This essay makes some important points:
Knausgaard attempts to reconstruct the thoughts and emotions of those who were attracted to National Socialism, under the principle that it is impossible to understand the emergence of Nazism—“the last major utopian movement in the west”—without understanding what moved the people of Germany, and later of other European countries, to embrace it. And what moved them, in Knausgaard’s view, was not the Nazis’ promise to redistribute income, or Hitler’s analysis of world affairs, or even, initially, their hatred of the Jews.
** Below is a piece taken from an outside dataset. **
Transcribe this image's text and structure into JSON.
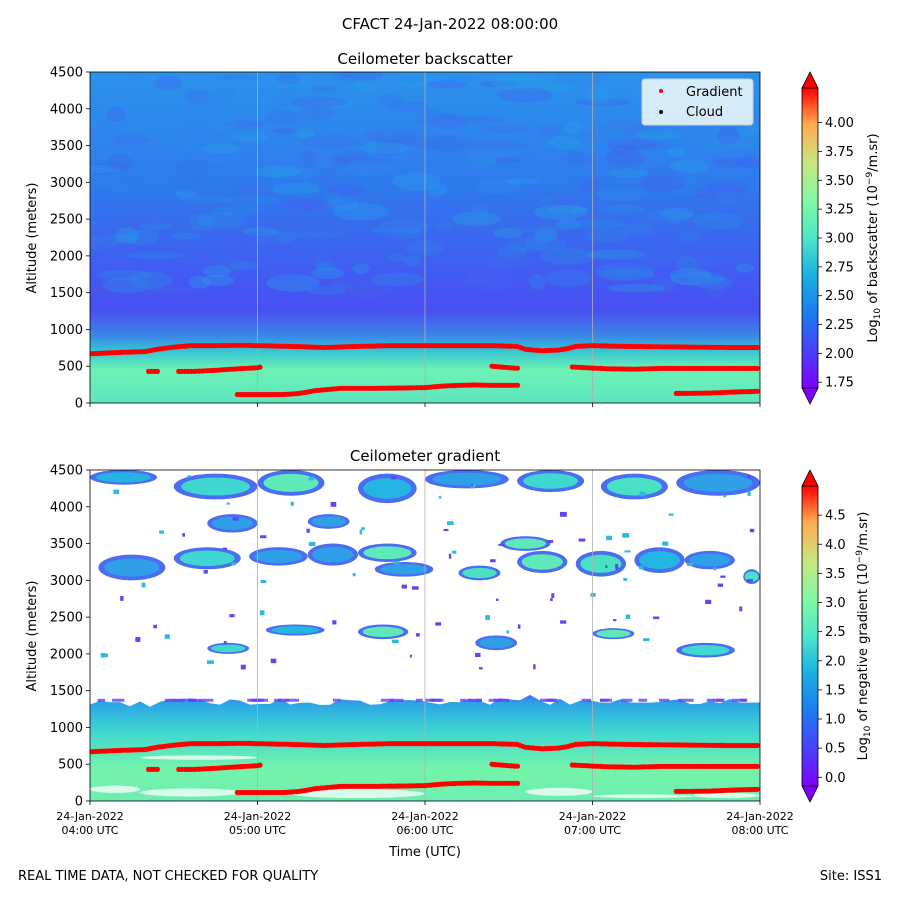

What moved them was, rather, the joyful feeling of togetherness and community, of being able to transcend not only the fragmented democracy of the Weimar period but politics altogether.
“In National Socialism,” writes Knausgaard, “philosophy and politics come together at a point outside the language, and beyond the rational, where all complexity ceases, though not all depth.” Riefenstahl’s film communicates the pleasure the people experienced—how “good” it felt to them—at having escaped the quotidian chaos of their shabby republic and their trivial private lives, at being liberated from the restrictions of rationality and deliberation, at being on the brink of achieving something large and lasting, deep and simple....
In their focus on the emotional pull of Nazism—its promise to liberate citizens from the frustrations and banalities of an alienated, lonely existence, to connect them with a mass of like-minded souls in “unconditional joy”—the works of Malick and Knausgaard expose us to aspects of how fascism works that it would be laughable to think could yield to academic analysis, no matter how accessibly arranged.
“Establish a private life,” warns [historian Timothy] Snyder. “Listen for dangerous words.” Do we really imagine it was advice such as this that interwar Germans lacked?